К счастью, мистер Лойз не опоздал. Он появился в баре ровно в девять и издалека махнул, указывая на открытую террасу бара. Жаклин поняла жест и пошла навстречу мужчине. Разговор он начал без всяких приветствий:

– Похоже, у вас будет много неприятностей из-за происшедшего, мисс Брайд?

Мужчина словно читал мысли.

– У меня их уже много, – Жаклин медленно подняла отяжелевшие веки, выдыхая, – Страшит не это, а возможный размах катастрофы.

Как только они сели за столик, учёная заказала себе фужер холодного белого вина и, дождавшись напитка, быстро отпила большой глоток: после бассейна мучила жажда, к которой примешивался запах хлорной воды во рту. Будучи теперь не одна, она почувствовала себя намного комфортнее и могла позволить не реагировать на взгляды со стороны.

Тем временем мистер Лойз осматривал женщину. Жаклин была хороша собой. Невысокая, но стройная и прекрасно сложенная, она грациозно восседала на стуле, поставив локоть на стол, уложив подбородок в маленькую кисть, эффектно прогнув спину и скрестив ноги в коленях. Её светлые, вьющиеся волосы не были сейчас заколоты и спрятаны под панаму, как накануне днём. Свободно распущенные и слегка влажные от купания, они спадали на плечи нежными локонами. Лёгкая трикотажная блуза с узким глубоким декольте, обтягивала выраженную грудь и аккуратные плечи. Светло-зелёная ткань блузы прекрасно сочеталась и с таким же цветом глаз, мягко подчёркнутых макияжем, и с ровным золотистым загаром.

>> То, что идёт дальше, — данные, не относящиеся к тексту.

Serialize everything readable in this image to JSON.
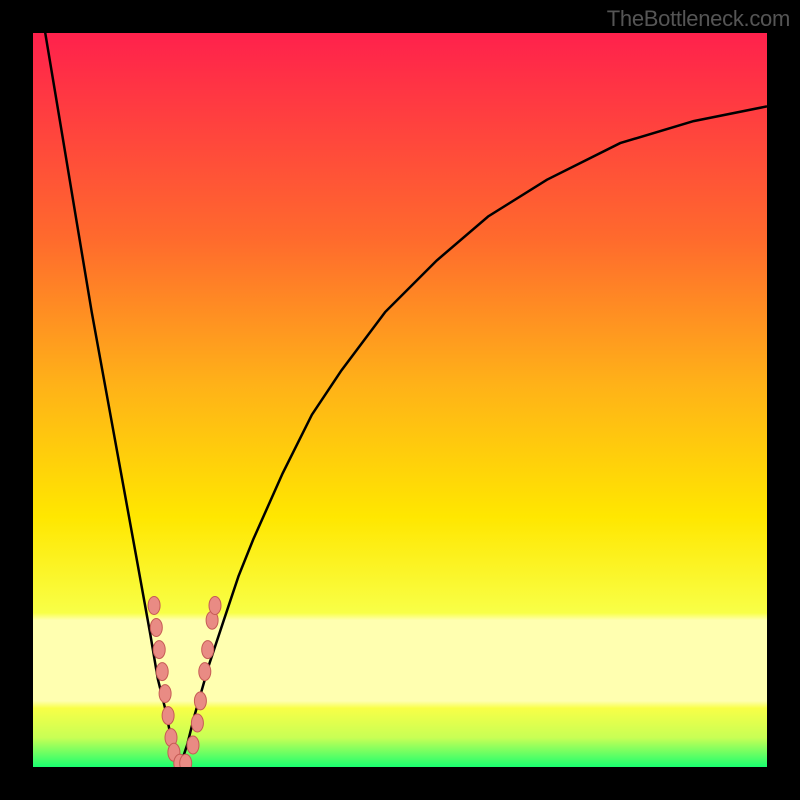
{
  "watermark": "TheBottleneck.com",
  "colors": {
    "gradient_top": "#ff214c",
    "gradient_mid1": "#ff6a2d",
    "gradient_mid2": "#ffb218",
    "gradient_mid3": "#ffe700",
    "gradient_low": "#f8ff47",
    "gradient_band": "#ffffb0",
    "gradient_bottom": "#19ff6f",
    "curve": "#000000",
    "marker": "#e98b84",
    "marker_stroke": "#c65b55"
  },
  "chart_data": {
    "type": "line",
    "title": "",
    "xlabel": "",
    "ylabel": "",
    "xlim": [
      0,
      100
    ],
    "ylim": [
      0,
      100
    ],
    "series": [
      {
        "name": "left-branch",
        "x": [
          0,
          2,
          4,
          6,
          8,
          10,
          12,
          14,
          16,
          17,
          18,
          19,
          20
        ],
        "y": [
          110,
          98,
          86,
          74,
          62,
          51,
          40,
          29,
          18,
          12,
          8,
          3,
          0
        ]
      },
      {
        "name": "right-branch",
        "x": [
          20,
          21,
          22,
          24,
          26,
          28,
          30,
          34,
          38,
          42,
          48,
          55,
          62,
          70,
          80,
          90,
          100
        ],
        "y": [
          0,
          3,
          7,
          14,
          20,
          26,
          31,
          40,
          48,
          54,
          62,
          69,
          75,
          80,
          85,
          88,
          90
        ]
      }
    ],
    "markers": {
      "name": "highlight-points",
      "points": [
        {
          "x": 16.5,
          "y": 22
        },
        {
          "x": 16.8,
          "y": 19
        },
        {
          "x": 17.2,
          "y": 16
        },
        {
          "x": 17.6,
          "y": 13
        },
        {
          "x": 18.0,
          "y": 10
        },
        {
          "x": 18.4,
          "y": 7
        },
        {
          "x": 18.8,
          "y": 4
        },
        {
          "x": 19.2,
          "y": 2
        },
        {
          "x": 20.0,
          "y": 0.5
        },
        {
          "x": 20.8,
          "y": 0.5
        },
        {
          "x": 21.8,
          "y": 3
        },
        {
          "x": 22.4,
          "y": 6
        },
        {
          "x": 22.8,
          "y": 9
        },
        {
          "x": 23.4,
          "y": 13
        },
        {
          "x": 23.8,
          "y": 16
        },
        {
          "x": 24.4,
          "y": 20
        },
        {
          "x": 24.8,
          "y": 22
        }
      ]
    }
  }
}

Мягкие тени под глазами и бледно-оранжевая перламутровая помада удачно дополняли славную внешность. Но основное внимание Лойза привлекли руки женщины. В тот момент, когда она, поставив фужер на стол, чисто машинально начала водить тонким пальчиком по краю стекла, Лойз передёрнулся от звука. Он зачарованно уставился на руку. Жаклин не замечала этого взгляда. Она глядела вдаль на панораму многоликого Асуана, открывающуюся с террасы. И только переведя взгляд на сидящего мужчину, устало улыбнулась:

– Так с чего же всё началось, мистер Лойз?

Смотритель на мгновение оторвался взглядом от её руки.

– Вы действительно хотите это знать?

Весь вид Жаклин выразил непонимание.

– Я хотел только спросить насколько вы способны выслушать то, что я вам скажу, чтобы не убежать и не счесть меня за умалишённого?

Оглядев мужчину теперь с заинтересованностью, учёная постаралась заверить его, что постарается быть внимательной слушательницей. Как далека была она в тот миг даже от малейшей догадки о том, что случится с ней после того, как незнакомец заговорит! Возможно именно поэтому, ещё недостаточно включившись в разговор и не осознав всю его серьёзность, Жаклин спокойно, почти безучастно, настроилась на признания. Заметив её состояние, собеседник заговорил вкрадчивым голосом.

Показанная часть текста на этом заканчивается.